PROV-ISSUE-195: Section 5.3.3.3 (PROV-DM as on Dec 5) from Provenance Working Group Issue Tracker on 2011-12-07 (public-prov-wg@w3.org from December 2011)

From: Provenance Working Group Issue Tracker <sysbot+tracker@w3.org>
Date: Wed, 07 Dec 2011 02:14:22 +0000
To: public-prov-wg@w3.org
Message-Id: <E1RY71a-0007Mh-R1@tibor.w3.org>

PROV-ISSUE-195: Section 5.3.3.3 (PROV-DM as on Dec 5)

http://www.w3.org/2011/prov/track/issues/195

Raised by: Satya Sahoo
On product:

Hi,
The following are my comments for Section 5.3.3.3 of the PROV-DM (as on Dec 5):

5.3.3.3 Complementarity Record
1. "A complementarity record is a relationship between two entities..."

Comment: Is the complementarity record a relation between two entity records or entities. As I mentioned earlier, there is a distinction between the entity and assertions about the entity (or entity records), especially in case of description logic, OWL, and RDF. Hence, the characterizations of entities are records or views or assertions about the entity and are not the same as the entity.

2. "This intuition is made more precise by considering the entities that form the representations of entities at a certain point in time. An entity record represents, by means of attribute-value pairs, a thing and its situation in the world, which remain constant over a characterization interval."

Comment: The current grammar for entity record do not include any notion of "characterization interval" - is it event or time instants?

3. It is very hard to understand what Figure 3 conveys without an accompanying description.

4. Suppose entity records A and B share a set P of attributes, and each of them has other attributes in addition to P. If the values assigned to each attribute in P are compatible between A and B, then we say that A is-complement-of B, and B is-complement-of A, in a symmetrical fashion.

Comment: This is a very loosely worded constraint with too many implicit assumptions that are beyond any Web application to interpret consistently and it can be easily demonstrated that it trivially holds for any arbitrary set of entities, which was not the original intention I believe.
For example, if we consider the following two assertions on their own
entity(rs_m1,[ex:membership=250, ex:year=1900])
entity(rs_m2,[ex:membership=300, ex:year=1945])

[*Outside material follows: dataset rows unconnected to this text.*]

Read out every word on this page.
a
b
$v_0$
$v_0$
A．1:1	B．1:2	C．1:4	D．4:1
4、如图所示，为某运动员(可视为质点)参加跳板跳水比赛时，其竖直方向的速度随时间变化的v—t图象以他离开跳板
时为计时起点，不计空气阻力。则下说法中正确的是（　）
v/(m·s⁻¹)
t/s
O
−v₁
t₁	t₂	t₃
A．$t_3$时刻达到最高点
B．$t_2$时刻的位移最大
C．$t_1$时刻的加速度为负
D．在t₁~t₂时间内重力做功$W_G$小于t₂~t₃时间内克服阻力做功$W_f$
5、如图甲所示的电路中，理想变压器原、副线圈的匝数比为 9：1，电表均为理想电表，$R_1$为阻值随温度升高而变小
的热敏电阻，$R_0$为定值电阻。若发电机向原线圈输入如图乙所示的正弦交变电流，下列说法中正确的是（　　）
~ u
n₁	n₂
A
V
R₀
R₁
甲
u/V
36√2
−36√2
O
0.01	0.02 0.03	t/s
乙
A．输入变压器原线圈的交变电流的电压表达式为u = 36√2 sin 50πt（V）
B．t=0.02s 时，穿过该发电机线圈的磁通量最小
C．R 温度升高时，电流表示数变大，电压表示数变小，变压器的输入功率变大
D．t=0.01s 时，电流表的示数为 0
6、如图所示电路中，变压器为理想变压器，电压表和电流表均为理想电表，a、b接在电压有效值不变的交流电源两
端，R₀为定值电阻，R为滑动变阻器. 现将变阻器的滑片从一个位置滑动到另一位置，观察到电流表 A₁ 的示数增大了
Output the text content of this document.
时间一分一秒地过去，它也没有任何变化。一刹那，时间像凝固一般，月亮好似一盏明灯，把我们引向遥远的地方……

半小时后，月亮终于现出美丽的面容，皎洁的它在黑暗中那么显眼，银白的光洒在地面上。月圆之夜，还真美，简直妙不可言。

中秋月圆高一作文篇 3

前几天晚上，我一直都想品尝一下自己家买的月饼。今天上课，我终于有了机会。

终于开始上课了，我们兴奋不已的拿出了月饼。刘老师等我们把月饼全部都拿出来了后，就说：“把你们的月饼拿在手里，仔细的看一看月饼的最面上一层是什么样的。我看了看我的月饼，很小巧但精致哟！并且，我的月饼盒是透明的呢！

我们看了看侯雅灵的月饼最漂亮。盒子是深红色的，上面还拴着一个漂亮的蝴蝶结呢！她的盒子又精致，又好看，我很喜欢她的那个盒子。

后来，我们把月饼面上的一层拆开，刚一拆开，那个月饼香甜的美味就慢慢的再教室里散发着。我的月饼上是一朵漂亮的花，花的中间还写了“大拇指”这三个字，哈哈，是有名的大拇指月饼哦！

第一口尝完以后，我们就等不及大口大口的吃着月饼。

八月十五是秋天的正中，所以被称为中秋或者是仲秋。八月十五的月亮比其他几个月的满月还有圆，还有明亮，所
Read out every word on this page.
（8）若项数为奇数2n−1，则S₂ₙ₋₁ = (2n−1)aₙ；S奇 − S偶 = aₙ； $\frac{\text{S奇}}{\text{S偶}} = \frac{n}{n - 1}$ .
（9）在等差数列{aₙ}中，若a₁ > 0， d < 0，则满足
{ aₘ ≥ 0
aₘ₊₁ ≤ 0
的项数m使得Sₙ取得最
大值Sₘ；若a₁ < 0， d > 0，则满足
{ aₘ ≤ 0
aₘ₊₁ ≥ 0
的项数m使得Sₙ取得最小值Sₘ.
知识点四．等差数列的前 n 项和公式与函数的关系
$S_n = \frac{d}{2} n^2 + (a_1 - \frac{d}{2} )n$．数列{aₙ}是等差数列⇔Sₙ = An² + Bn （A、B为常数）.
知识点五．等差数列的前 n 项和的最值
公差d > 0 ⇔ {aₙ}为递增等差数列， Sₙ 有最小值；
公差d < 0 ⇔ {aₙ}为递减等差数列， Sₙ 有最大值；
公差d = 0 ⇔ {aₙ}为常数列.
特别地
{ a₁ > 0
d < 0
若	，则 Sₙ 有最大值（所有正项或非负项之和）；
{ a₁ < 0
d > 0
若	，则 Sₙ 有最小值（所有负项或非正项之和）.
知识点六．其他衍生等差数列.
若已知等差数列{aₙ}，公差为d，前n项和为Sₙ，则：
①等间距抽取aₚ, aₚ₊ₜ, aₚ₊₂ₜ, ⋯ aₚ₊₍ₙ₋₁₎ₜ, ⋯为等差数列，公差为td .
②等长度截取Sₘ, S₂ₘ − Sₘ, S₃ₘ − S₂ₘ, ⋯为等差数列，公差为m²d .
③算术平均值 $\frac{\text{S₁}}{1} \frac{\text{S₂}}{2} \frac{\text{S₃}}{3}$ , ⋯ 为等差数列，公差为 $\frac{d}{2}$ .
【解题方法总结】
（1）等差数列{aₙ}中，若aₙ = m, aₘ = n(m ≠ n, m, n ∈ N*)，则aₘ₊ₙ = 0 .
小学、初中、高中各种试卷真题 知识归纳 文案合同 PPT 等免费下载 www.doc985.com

What prevents from asserter A to create another record entity(rs_m1, [name="County Cricket Club"]) and asserter B to create record entity (rs_m2, [speaker of the house = "ABC"])? Then, together the four entity records can be used to assert wasComplementOf(rs_m1, rs_m2), which does not make any sense? There is no correlation between the identifiers being used to assert the different entity records. How is a user or provenance application supposed to know when to assert complement of relation between two entity records?

In data integration, there is a notion of "reference reconciliation" that uniquely identifies entities based on their attribute-value pairs [1]. The current state-of-the-art reference reconciliation algorithms are highly complex multi-step approaches, including machine learning approaches - how is a provenance application supposed to implement reference reconciliation for the current complementOf property defined in the DM?

[1] http://dl.acm.org/citation.cfm?id=1066168

5. "An assertion "wasComplementOf(B,A)" holds over the temporal intersection of A and B, only if:
* if a mapping can be established from an attribute X of entity record identified by B to an attribute Y of entity record identified by A, then the values of A and B must be consistent with that mapping;
* entity record identified by B has some attribute that entity record identified by A does not have.

Comment: Similar as above comment, how is this constraint practical when there is no easy mechanism available for reference reconciliation?

Thanks.

Best,
Satya

Received on Wednesday, 7 December 2011 02:14:29 UTC